Eric Clapton's guitar solos are featured on two selections. "Here In The Dark" is a mournfully stated hurtin' blues lament of love lost and pity self-directed. The vocals soar to a roar of pain, then drop suddenly into a groan of despair. Clapton, who can play by rote on this kind of song, punctuates the vocal with several codas, and slips through a solo that is tastefully, if somewhat unspectacularly, delivered. Clapton fares much better on "(You've Got To) Love Her With A Feeling", a Sonny Thompson/Freddie King number that has Mahal verbally moaning out advice about how to love a woman. Clapton plays a complex solo with spirit combined with virtuosity, lending strength to the final effect of this take on a classic song. Although this reviewer is hard-pressed to select a favorite number from such a consistently high-caliber collection, two compositions are worthy of note. "Let The Four Winds Blow" is an instantly familiar standard written and previously charted by Fats Domino. Taj Mahal and company bring a warm Cajun flavor to this classic by incorporating elements as diverse, yet remarkably compatible, as David Hidalgo's zydeco accordion, the New Orleans barroom piano that gives the song more zest than the original, and the brassy Dixieland fade-out that stunningly concludes the song. In "The Car Of Your Dreams", the concluding piece of this instructively entertaining collection, a snarling guitar and vocals grab the listener as a harder-edged Mahal leads the power-chord blues into the realm where hard rock falls just short of heavy metal. The ensuing collision is suited to the subject of the pain felt by a hard-working man who gets his heart crushed and his finances ruined by his unfaithful, unreliable car. 'Another day...another dollar thrown away!', anguishes Taj in the infectiously repetitive chorus; the song borders on being the definitive version, but it would not be out of place on any rock album.

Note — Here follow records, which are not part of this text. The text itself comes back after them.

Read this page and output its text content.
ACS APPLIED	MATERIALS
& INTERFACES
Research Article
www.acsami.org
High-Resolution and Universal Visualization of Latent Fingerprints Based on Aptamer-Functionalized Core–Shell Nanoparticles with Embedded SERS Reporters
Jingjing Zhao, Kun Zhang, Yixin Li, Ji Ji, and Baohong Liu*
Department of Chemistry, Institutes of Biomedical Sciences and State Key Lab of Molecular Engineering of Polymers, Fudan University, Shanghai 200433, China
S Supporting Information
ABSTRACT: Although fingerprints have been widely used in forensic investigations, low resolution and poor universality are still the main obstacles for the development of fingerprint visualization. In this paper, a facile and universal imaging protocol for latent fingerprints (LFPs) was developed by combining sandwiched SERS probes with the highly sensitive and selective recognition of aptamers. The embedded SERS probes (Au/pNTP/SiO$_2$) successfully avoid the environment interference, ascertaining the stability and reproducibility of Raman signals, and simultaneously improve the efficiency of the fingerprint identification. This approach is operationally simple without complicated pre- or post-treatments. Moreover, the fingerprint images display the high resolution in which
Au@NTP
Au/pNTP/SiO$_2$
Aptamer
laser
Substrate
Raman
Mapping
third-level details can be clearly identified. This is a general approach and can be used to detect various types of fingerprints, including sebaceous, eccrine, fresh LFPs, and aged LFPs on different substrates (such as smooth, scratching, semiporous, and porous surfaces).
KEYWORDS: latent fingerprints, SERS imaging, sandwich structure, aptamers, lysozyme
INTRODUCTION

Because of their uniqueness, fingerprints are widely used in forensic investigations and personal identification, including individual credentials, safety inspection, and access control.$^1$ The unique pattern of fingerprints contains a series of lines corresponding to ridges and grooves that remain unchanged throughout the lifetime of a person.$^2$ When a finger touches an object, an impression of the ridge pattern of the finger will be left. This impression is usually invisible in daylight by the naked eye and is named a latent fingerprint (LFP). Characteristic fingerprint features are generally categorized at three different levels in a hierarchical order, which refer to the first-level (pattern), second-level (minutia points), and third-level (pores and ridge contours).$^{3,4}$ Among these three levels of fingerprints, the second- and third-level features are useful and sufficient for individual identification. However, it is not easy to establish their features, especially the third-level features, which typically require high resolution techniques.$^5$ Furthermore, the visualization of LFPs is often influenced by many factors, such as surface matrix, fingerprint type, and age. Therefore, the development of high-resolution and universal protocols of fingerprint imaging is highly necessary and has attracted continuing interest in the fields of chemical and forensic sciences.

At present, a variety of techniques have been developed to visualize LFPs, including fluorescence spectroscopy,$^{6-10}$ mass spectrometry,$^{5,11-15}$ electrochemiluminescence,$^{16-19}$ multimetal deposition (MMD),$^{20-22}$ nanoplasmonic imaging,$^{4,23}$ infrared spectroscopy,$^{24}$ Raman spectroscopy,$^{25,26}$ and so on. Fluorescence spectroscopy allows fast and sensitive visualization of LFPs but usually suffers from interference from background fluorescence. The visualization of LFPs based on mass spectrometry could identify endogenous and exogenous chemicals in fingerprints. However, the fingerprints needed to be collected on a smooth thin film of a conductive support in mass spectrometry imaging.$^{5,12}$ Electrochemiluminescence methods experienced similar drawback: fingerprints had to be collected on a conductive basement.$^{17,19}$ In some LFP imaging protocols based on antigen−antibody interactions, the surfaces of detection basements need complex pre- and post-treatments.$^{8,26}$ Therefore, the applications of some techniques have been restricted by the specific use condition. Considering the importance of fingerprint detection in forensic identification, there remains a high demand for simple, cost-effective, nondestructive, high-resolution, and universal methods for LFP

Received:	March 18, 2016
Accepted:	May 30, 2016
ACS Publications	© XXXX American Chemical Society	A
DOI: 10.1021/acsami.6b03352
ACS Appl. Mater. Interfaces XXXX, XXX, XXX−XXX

The remaining songs in the collection range from the faithful rendition of blues standards such as Doc Pomus' "Lonely Avenue", solidly performed in a spirit that does not stray far from the flavor of the original, to "Fanning The Flames", with its weighted down reggae beat slowed to a bluesy lament that fails to engage this reviewer's interest beyond his initial listening, despite the competence of its performance. Other songs include "Don"t Tell Me", "We're Gonna Make It", and "What Am I Living For?". All are fairly pedantic in terms of style and delivery. Listening to Taj Mahal on Phantom Blues is not unlike drinking deeply the sweet water drawn from an ancient well in a sturdy oak bucket: others may well have been here before, and the taste is familiar - but it still quenches our thirst and we are amazed by its pristine clarity and simplicity. In short, Taj Mahal may not bring much that is innovative to his opus, but his interpretation and instruction are nonetheless well worth the effort of anyone who enjoys the blues, especially in the hands of a master.